Eu ri, meus olhos ainda fixos nele. “Você já deveria saber agora que suas ameaças não funcionam mais comigo.” Inclinei minha cabeça, analisando-o. “Me diga, como se sente?” Eu perguntei, aproximando-me dele.

“Como se sente ver e saber que outro homem está disposto a lutar por sua companheira – pela mulher que você tanto ama que vem procurando há quatro anos?”

“Eu não a amo!” ele rosnou.

Eu o ignorei. “Não te envergonha, Alfa Ramsey? Não te dilacera por dentro que eu estou disposto a ir além por Lyla – algo que você não conseguiu fazer?”

Eu observava um músculo em sua mandíbula pulsar – minhas palavras tocaram um nervo. Mas eu não me importava. Eu me estiquei, ajustando sua gola com lentidão deliberada, adorando a forma como seu corpo inteiro se rigidificava ao meu toque.

“No fundo, você sabe,” continuei, ainda sussurrando. “Você sabe que não importa o que você faça, não importa quanto você tente segurá-la, Lyla sempre estará fora do seu alcance.”

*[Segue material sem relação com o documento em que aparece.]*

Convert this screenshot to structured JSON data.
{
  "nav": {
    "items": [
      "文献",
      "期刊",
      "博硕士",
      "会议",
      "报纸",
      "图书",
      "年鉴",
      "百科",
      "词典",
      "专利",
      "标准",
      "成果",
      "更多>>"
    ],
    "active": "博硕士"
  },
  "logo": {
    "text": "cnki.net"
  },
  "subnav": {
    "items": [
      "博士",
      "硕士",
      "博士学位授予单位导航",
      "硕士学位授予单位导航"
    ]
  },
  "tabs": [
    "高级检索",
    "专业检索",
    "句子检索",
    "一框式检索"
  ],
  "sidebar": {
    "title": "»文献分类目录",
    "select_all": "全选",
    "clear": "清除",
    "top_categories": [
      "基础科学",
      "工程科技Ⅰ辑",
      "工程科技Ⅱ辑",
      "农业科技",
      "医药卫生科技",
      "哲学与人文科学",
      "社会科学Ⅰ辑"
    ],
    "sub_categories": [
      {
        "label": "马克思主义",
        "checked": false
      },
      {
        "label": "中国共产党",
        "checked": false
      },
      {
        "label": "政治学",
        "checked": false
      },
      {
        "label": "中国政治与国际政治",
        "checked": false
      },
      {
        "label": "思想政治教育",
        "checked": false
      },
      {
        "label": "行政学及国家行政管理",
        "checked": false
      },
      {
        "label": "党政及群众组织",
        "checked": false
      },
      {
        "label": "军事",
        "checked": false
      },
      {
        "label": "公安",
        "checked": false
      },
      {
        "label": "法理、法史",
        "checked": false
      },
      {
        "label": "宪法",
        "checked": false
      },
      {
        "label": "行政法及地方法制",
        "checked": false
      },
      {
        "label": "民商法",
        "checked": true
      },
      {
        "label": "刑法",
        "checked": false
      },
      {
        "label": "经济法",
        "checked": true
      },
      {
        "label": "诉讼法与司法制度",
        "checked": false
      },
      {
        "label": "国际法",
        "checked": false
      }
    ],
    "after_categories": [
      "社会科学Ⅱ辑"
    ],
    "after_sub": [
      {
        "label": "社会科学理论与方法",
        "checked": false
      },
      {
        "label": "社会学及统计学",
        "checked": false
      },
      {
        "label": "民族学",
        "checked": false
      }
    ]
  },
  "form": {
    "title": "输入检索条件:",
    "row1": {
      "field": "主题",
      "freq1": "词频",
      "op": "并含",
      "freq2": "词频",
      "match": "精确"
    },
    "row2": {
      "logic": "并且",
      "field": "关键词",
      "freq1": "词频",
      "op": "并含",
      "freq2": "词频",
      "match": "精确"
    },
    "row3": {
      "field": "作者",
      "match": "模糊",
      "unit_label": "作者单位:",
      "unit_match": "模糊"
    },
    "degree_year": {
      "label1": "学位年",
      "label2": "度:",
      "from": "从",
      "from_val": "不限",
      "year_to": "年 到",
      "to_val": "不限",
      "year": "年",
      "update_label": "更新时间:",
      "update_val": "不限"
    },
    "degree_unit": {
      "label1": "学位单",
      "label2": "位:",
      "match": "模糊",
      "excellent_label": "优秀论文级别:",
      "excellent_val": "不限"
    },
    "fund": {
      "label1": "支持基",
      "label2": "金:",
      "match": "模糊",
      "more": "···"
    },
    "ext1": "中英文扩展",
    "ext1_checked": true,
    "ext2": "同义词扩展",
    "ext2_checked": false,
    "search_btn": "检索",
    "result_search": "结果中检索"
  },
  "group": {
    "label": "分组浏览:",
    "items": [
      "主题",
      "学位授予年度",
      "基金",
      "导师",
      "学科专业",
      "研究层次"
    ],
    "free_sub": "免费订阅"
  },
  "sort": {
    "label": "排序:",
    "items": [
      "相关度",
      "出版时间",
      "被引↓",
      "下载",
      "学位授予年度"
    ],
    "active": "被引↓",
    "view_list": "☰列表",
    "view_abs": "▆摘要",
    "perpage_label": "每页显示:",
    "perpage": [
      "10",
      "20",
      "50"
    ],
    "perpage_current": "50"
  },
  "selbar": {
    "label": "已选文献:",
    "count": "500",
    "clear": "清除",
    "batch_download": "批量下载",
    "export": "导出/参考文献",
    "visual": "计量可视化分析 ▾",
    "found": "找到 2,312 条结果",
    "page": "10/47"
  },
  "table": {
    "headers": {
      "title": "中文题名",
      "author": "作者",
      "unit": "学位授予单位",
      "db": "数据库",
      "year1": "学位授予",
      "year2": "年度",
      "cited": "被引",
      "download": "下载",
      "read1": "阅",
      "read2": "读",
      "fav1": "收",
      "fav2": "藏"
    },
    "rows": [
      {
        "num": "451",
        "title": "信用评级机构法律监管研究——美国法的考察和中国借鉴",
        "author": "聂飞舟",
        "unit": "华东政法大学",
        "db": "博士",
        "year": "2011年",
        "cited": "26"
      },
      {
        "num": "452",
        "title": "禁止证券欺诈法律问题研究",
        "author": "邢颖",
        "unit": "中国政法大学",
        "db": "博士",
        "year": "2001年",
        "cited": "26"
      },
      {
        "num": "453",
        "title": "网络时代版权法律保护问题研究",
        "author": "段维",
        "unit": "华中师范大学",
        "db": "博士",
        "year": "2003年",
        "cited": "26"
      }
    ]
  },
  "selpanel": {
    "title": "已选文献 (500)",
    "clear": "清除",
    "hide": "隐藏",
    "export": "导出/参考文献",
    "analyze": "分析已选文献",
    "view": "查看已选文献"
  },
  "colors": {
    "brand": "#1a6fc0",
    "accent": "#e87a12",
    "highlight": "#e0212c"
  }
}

“Ela é minha companheira, Nathan Tanner… ela não tem seu lobo e eu posso ter rejeitado ela centenas de vezes, mas ela ainda está ligada a mim e ainda me pertence.”

Eu ri, inclinando-me ao seu ouvido e disse com voz gelada. “É por isso que você não a merece. Você pensa que as mulheres são mercadorias para serem manipuladas e brincadas. Pelo que vejo, você não cresceu com muito amor e não sabe como tratar uma mulher, especialmente uma como Lyla.”

“E você sabe?” ele retrucou com um sorriso irônico virando-se para me encarar. “Você é exatamente como eu em tantas maneiras. Agarrando-se a uma mulher que nem mesmo sabe que você tem esses sentimentos por ela.”

Então eu recuei, sorrindo para ele, escolhendo ignorar suas palavras enquanto dizia em voz alta. “Você está começando a ficar grisalho, Alfa… talvez você deva descansar mais e parar de correr em círculos. Obrigado por me libertar. Sou grato, eu juro!”

Eu dei um tapinha em seus ombros uma última vez e passei por ele, caminhando pelo corredor.